The following are the pro forma adjustments included in the unaudited pro forma consolidated combined balance sheet as of June 30, 2020 and give effect to the Merger as if it had occurred on that date:
 


(a)
Intangible Assets – To reflect the valuation of intangible assets acquired in conjunction with the Merger.
 

(b)
Goodwill – Goodwill to be recognized as a result of the Merger.
 

(c)
Other Current Liabilities – To reflect accrued liabilities that are directly attributable to the closing of the Merger, including estimated transaction costs to complete the Merger of approximately $0.8 million for Lineagen and $1.1 million for the Company.

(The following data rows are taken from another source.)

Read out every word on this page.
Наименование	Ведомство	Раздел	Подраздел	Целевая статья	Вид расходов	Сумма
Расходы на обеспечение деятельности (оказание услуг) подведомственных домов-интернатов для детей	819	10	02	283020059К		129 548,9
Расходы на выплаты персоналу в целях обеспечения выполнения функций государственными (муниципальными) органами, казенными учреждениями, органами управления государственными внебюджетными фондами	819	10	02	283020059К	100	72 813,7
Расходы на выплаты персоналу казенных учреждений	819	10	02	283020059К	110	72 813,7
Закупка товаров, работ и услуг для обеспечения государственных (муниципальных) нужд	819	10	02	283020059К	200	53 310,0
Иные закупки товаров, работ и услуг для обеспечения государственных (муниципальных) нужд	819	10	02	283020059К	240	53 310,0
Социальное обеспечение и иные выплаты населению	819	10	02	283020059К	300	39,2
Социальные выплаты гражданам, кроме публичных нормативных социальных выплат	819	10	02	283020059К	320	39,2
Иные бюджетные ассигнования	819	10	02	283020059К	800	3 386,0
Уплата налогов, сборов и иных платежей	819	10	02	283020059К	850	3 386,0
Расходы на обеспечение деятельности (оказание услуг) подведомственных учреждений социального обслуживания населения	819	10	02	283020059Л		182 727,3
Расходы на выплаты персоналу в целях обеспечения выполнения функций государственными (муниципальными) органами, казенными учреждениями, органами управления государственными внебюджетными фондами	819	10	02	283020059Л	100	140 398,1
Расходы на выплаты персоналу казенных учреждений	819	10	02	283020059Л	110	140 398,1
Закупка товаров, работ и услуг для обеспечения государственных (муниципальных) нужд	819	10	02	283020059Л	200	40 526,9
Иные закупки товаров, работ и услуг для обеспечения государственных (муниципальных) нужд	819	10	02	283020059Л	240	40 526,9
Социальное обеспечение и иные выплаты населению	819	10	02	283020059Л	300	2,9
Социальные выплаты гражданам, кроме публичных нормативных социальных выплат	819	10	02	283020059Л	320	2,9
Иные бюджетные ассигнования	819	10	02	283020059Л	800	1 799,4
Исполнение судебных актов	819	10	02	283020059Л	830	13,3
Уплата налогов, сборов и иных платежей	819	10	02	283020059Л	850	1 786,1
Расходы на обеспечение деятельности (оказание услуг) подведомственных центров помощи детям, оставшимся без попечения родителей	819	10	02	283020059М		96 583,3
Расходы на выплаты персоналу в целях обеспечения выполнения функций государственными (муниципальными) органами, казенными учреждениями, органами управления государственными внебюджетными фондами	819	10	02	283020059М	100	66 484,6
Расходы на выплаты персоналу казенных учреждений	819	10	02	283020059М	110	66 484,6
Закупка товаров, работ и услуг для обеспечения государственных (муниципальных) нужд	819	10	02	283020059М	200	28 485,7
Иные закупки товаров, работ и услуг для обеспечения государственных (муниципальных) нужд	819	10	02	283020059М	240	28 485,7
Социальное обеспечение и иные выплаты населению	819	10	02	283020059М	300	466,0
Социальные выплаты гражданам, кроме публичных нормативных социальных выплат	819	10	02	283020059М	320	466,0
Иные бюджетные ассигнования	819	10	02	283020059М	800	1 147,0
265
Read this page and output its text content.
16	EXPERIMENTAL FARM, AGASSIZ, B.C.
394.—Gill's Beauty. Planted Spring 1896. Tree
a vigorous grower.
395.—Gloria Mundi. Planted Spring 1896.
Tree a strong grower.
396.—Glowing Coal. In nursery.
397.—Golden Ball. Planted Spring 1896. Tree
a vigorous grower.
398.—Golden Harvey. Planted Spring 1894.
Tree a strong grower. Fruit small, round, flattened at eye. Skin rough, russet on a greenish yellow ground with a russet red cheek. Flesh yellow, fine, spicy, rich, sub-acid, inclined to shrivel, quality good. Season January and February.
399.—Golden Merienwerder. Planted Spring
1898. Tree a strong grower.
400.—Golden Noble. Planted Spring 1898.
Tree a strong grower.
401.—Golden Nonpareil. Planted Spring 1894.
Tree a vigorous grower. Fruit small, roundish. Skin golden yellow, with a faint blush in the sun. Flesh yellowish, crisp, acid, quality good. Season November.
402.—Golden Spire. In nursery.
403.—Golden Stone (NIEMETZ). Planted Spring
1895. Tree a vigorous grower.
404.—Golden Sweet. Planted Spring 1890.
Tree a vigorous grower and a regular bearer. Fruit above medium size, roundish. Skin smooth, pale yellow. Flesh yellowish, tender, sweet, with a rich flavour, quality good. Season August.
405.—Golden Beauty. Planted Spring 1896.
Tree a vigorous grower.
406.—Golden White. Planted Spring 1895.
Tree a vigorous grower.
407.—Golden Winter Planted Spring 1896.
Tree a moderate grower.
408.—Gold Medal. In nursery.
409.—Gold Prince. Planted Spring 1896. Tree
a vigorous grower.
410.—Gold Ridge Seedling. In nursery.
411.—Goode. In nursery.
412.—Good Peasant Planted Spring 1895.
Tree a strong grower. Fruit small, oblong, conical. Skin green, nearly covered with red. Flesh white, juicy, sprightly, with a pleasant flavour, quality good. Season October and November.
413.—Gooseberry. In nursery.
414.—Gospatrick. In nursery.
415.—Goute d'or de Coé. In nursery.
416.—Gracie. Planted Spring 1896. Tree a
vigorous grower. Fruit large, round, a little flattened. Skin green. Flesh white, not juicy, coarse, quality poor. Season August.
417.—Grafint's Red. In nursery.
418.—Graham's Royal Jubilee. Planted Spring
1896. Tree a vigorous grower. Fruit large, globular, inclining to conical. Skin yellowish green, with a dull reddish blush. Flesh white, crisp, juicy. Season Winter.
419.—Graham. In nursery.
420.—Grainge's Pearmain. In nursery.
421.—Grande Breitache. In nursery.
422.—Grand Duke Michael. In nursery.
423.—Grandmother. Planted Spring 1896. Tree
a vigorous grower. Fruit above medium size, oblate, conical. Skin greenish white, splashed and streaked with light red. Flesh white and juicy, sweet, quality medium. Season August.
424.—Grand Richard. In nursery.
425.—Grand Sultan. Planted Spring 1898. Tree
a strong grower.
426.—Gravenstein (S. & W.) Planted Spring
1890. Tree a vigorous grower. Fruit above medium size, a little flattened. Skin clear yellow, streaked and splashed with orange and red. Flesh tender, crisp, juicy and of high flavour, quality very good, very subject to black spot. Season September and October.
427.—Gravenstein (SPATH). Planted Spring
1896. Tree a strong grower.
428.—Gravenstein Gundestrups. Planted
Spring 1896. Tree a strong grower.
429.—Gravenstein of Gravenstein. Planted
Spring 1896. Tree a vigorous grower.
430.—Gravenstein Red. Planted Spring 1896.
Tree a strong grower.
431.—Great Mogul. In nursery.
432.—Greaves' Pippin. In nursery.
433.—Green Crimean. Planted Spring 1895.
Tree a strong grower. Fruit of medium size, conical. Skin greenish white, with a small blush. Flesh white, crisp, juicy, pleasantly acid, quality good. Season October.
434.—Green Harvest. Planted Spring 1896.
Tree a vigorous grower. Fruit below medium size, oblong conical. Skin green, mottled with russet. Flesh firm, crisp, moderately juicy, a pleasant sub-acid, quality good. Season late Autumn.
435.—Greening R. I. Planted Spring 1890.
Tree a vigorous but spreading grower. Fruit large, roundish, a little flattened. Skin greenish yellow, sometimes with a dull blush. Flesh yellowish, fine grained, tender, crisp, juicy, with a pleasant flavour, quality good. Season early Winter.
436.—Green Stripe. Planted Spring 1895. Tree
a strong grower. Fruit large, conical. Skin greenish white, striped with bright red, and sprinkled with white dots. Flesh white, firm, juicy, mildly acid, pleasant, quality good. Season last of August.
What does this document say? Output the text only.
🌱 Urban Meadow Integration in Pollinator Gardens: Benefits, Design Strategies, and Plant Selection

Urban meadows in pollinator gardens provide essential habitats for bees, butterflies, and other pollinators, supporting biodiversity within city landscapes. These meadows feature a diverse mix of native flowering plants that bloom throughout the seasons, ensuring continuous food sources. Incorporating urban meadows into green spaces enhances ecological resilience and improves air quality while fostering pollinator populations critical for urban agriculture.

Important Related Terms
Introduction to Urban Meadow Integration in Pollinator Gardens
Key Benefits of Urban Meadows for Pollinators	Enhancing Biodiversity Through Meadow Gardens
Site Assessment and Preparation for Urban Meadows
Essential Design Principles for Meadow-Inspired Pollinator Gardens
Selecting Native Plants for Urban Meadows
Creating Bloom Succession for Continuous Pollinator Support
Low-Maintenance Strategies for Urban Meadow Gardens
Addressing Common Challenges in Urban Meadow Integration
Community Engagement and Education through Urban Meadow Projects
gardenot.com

These transaction costs principally consist of financial advisor fees, legal expenses and auditor expenses.
 

(d)
Accounts Payable – At the Closing of the Merger, merger consideration was issued to satisfy approximately $1.6 million in non-debt trade liability of Lineagen.
 

(e)
Long-term Debt – At the Closing of the Merger, merger consideration of approximately $0.9 million in cash and approximately 5.5 million shares of Bionano common stock was paid or issued to certain holders of convertible notes and other creditors of Lineagen, in full satisfaction of the outstanding long-term debt liabilities of Lineagen, not including the Lineagen PPP Loan. Warrants previously issued in connection with long-term debt liabilities were cancelled for no consideration. In addition, Bionano paid approximately $1.1 million to fully satisfy the Lineagen PPP Loan prior to maturity without penalty.
 

(f)
Stockholders’ Equity – This is to reflect the elimination of Lineagen's historical shareholders’ equity.
 

(g)
Estimated Merger Consideration – Estimated merger consideration includes approximately $1.9 million in cash paid at Closing to certain creditors of Lineagen, and additionally approximately $1.1 million in cash paid immediately prior to Closing in full satisfaction of the Lineagen PPP Loan. In addition, Bionano issued or reserved for issuance to certain holders of convertible notes and other creditors of Lineagen 6,167,650 shares of its common stock. 925,126 of the Merger Shares will be held in an escrow fund for purposes of satisfying any post-closing purchase price adjustments and indemnification claims under the Merger Agreement. The total number of Merger Shares is subject to adjustment for cash, accounts receivable, unpaid indebtedness, unpaid transaction expenses and certain other liabilities of Lineagen. The value of the estimated common stock consideration and the total estimated purchase price incorporate the return of an estimated 138,247 Escrowed Shares to the Company based on a preliminary estimate of this adjustment.